No such thing as safe cocaine: Health experts
London: The image of cocaine as a "safe party drug" is a myth that must be dispelled, according to researchers.
They warned there is no `safe` amount of cocaine to use, citing their study which found that up to 3 per cent of all sudden deaths are linked to the drug.
The study, published in the European Heart Journal, analysed a series of post-mortem reports in south-west Spain, where toxicology tests are routinely carried out after any
violent or unexpected deaths.
Out of 668 sudden deaths reported during the three-year study period, 21 (3.1 per cent) were found to be related to cocaine use; all occurred in men aged between 21
and 45. In 17 of the cases the death related to problems with the heart and its related systems.
Lead researcher Joaquin Lucena from the Institute of Legal Medicine in Seville, said many of the fatal cases showed premature signs of heart disease, such as furred-up blood
vessels, although only 11 of the people were obese, Times online reported.

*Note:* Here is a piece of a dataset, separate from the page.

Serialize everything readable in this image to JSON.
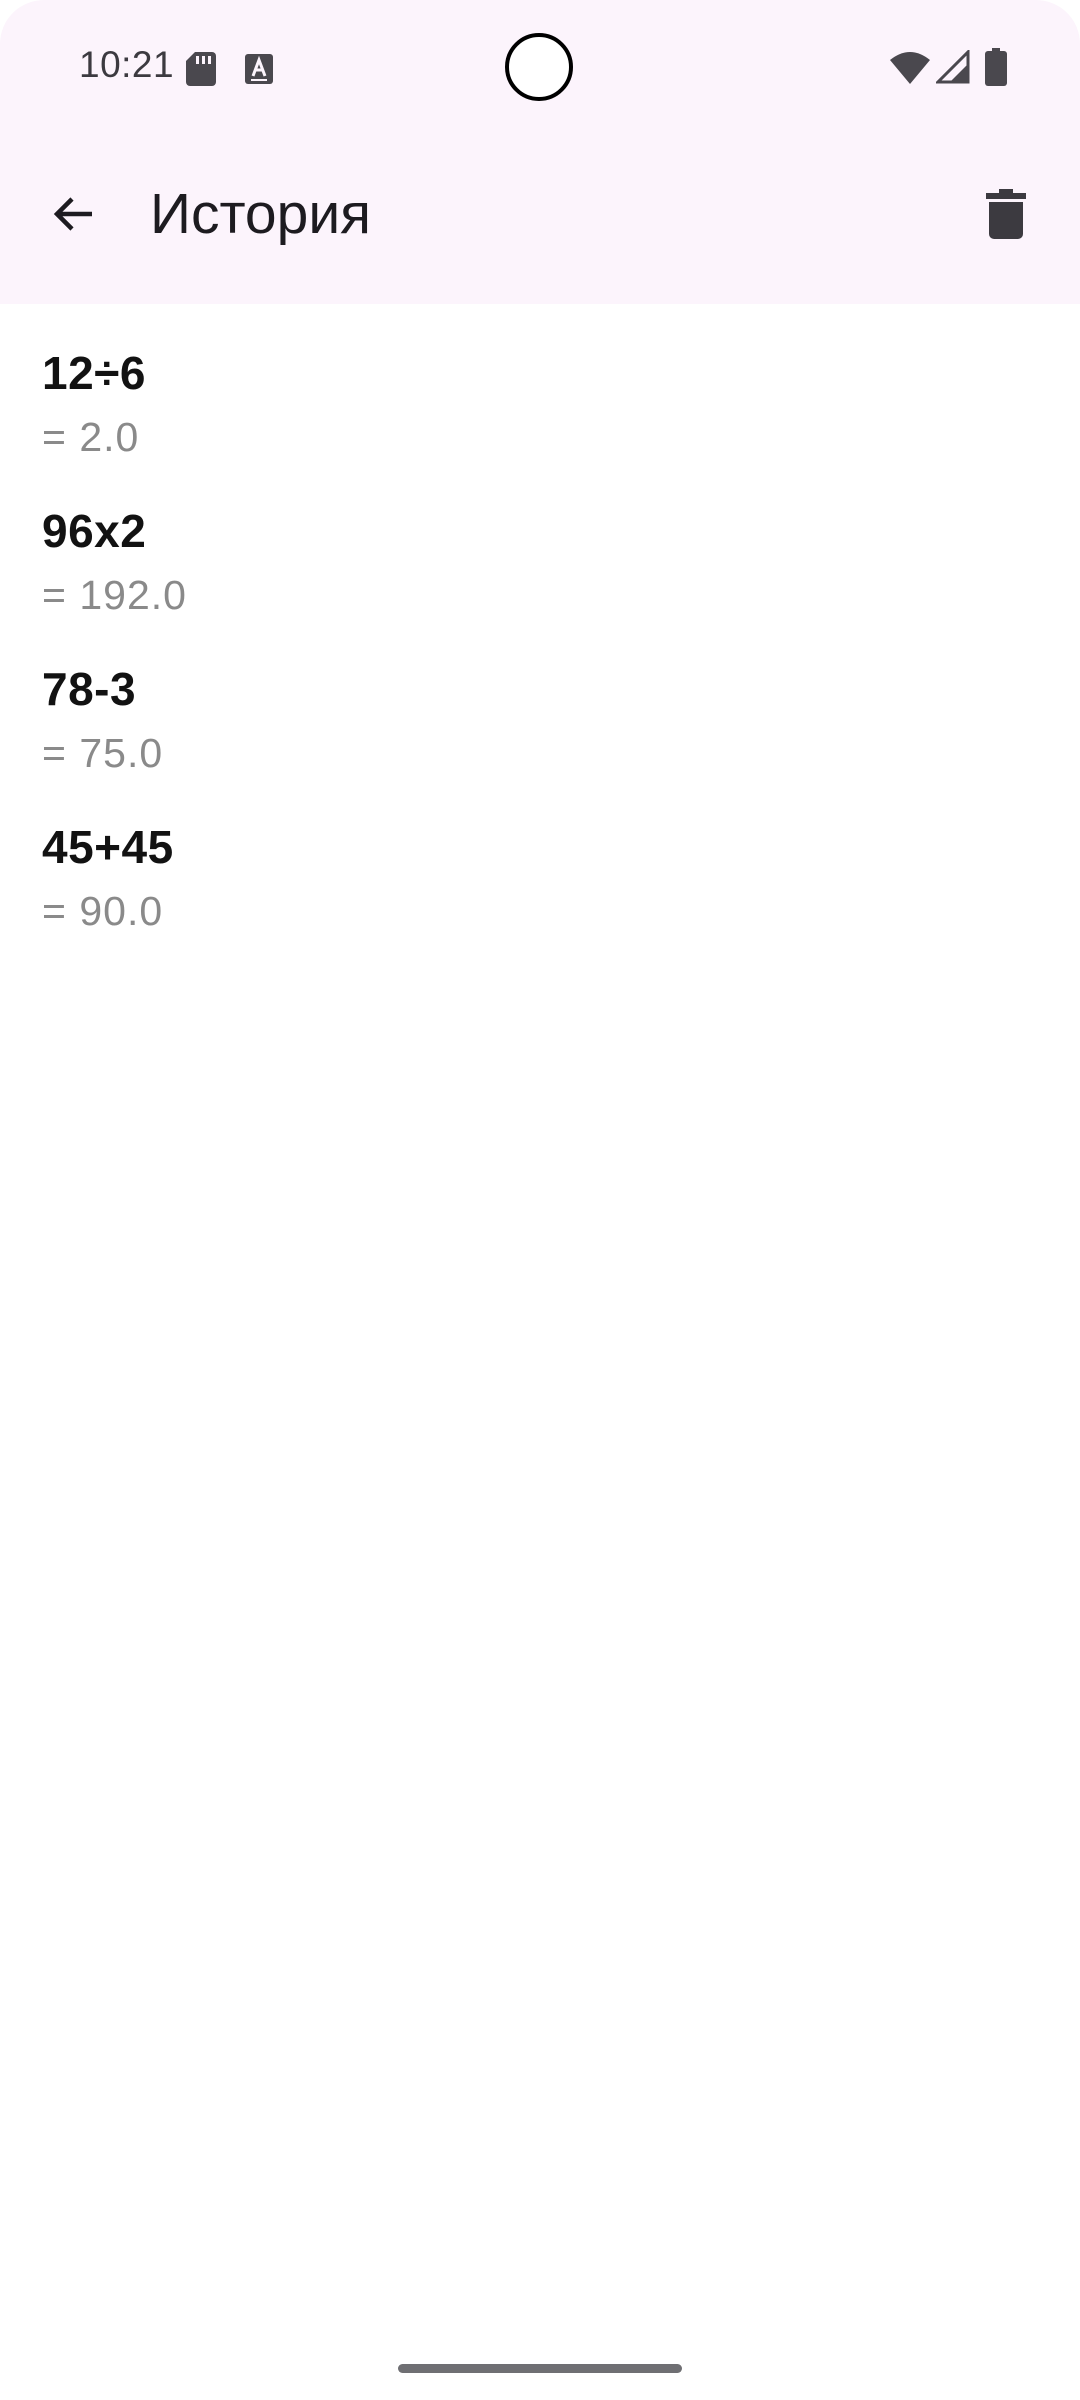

"Any amount of the drug can be considered to have the potential for toxicity due to the fact that some patients have poor outcomes with relatively low blood concentrations".
Fotini Rozakeas, from the British Heart Foundation, said the research should dispel the myth that cocaine is a "safe party drug".
"The reality is that there are risks every time you use it. Cocaine can have devastating effects on the user including heart attacks, life-threatening heart rhythms,
strokes and even sudden death," Rozakeas said.
"The potential deadly consequences from cocaine use can happen to anyone who takes it even in previously young healthy people with no history of heart disease".Ethanol, the intoxicating ingredient in alcoholic drinks, enhances the "high" obtained from cocaine while minimising the subsequent "low".
However, both smoking and alcohol are associated with heart disease.Lucena said, "The combination of cocaine with either or both of these habits can be considered as a lethal cocktail that promotes the development of premature heart disease".